FSU is one of 76 colleges under investigation by the U.S. Department of Education’s Office for Civil Rights for how it has handled campus sexual assault cases.
The lawsuit was filed on the same day that Winston announced he will enter the 2015 NFL Draft, in a statement issued by the sports agency that will represent him. The rape allegations against Winston, as well as other off-the-field incidents, have caused much speculation about his future as a professional football player.
The accuser, named in the complaint as Jane Doe, says that she was raped by Winston in December 2012, and that a second woman told a victim’s advocate in 2013 that she also had been raped by Winston.
If FSU “complied with its own policies and federal law by promptly investigating plaintiff’s rape and sanctioning Winston while protecting plaintiff’s safety, Winston would have been removed as a threat to plaintiff long before ever suiting up to play football in a Seminoles jersey, and plaintiff would be on campus progressing toward an FSU degree,” the complaint says, according to a news report from the Orlando Sentinel.
The complaint claims that the university’s head football coach, Jimbo Fisher, and athletic director, Frances Bonasorte, among other “high-ranking FSU Athletic Department football officials,” led a “deliberate concealment of student-on-student sexual harassment to protect the football program,” which “deprived Plaintiff of her rights under Title IX and caused substantial damages.”
The lawsuit comes after a FSU disciplinary hearing cleared Winston of violating FSU’s student code of conduct.

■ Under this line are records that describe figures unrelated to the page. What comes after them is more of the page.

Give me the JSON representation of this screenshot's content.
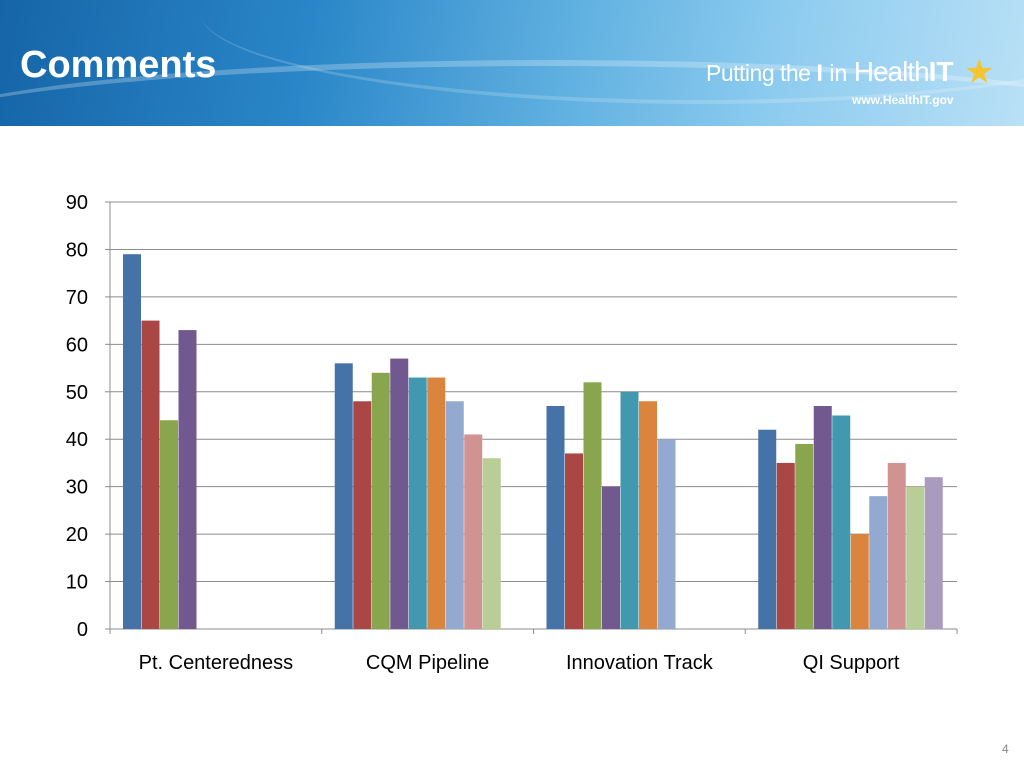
{
  "slide": {
    "title": "Comments",
    "page_number": "4"
  },
  "logo": {
    "text_part1": "Putting the ",
    "text_part2": "I",
    "text_part3": " in ",
    "text_part4": "Health",
    "text_part5": "IT",
    "url": "www.HealthIT.gov",
    "star_icon": "star-icon",
    "star_color": "#f4c531"
  },
  "chart_data": {
    "type": "bar",
    "categories": [
      "Pt. Centeredness",
      "CQM Pipeline",
      "Innovation Track",
      "QI Support"
    ],
    "ylim": [
      0,
      90
    ],
    "yticks": [
      0,
      10,
      20,
      30,
      40,
      50,
      60,
      70,
      80,
      90
    ],
    "grid": true,
    "legend": "none",
    "series": [
      {
        "color": "#4572a7",
        "values": [
          79,
          56,
          47,
          42
        ]
      },
      {
        "color": "#aa4643",
        "values": [
          65,
          48,
          37,
          35
        ]
      },
      {
        "color": "#89a54e",
        "values": [
          44,
          54,
          52,
          39
        ]
      },
      {
        "color": "#71588f",
        "values": [
          63,
          57,
          30,
          47
        ]
      },
      {
        "color": "#4198af",
        "values": [
          null,
          53,
          50,
          45
        ]
      },
      {
        "color": "#db843d",
        "values": [
          null,
          53,
          48,
          20
        ]
      },
      {
        "color": "#93a9cf",
        "values": [
          null,
          48,
          40,
          28
        ]
      },
      {
        "color": "#d19392",
        "values": [
          null,
          41,
          null,
          35
        ]
      },
      {
        "color": "#b9cd96",
        "values": [
          null,
          36,
          null,
          30
        ]
      },
      {
        "color": "#a99bbd",
        "values": [
          null,
          null,
          null,
          32
        ]
      }
    ]
  }
}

After a two-day hearing that ended on December 3, retired Florida State Supreme Court Judge Major Harding found that there was not enough evidence to prove that Winston had violated the school’s student conduct code.
Winston and his accuser gave dramatically different accounts of the incident during the hearing, reported the New York Times.
During the hearing the accuser said she remembered being raped and telling Winston to stop. “I remember pleading with him to stop clearly,” she said, according to the transcript.
Winston claimed that the sex was consensual, and read a statement during the hearing in which he called her a liar. However, when Harding asked Winston “in what manner, verbally or physically,” did the woman give her consent to sex, Winston said she provided consent by “moaning.”
Winston’s lawyer, David Cornwell, had announced the ruling on his Twitter account. “In sum the preponderance of the evidence has not shown that you are responsible for ANY [sic] of the charged violations of the Code,” Cornwell reportedly posted.
Cornwell had previously taken to Twitter to publicly disclose the name of Winston’s accuser, and has reportedly disclosed the name publicly on multiple occasions. Cornwell’s Twitter account has apparently been deleted.
Cornwell declined to comment publicly on the Title IX lawsuit to multiple media outlets. Cornwell had previously stated that any civil lawsuit against Winston by his accuser would be met with counter lawsuits against the woman’s attorneys.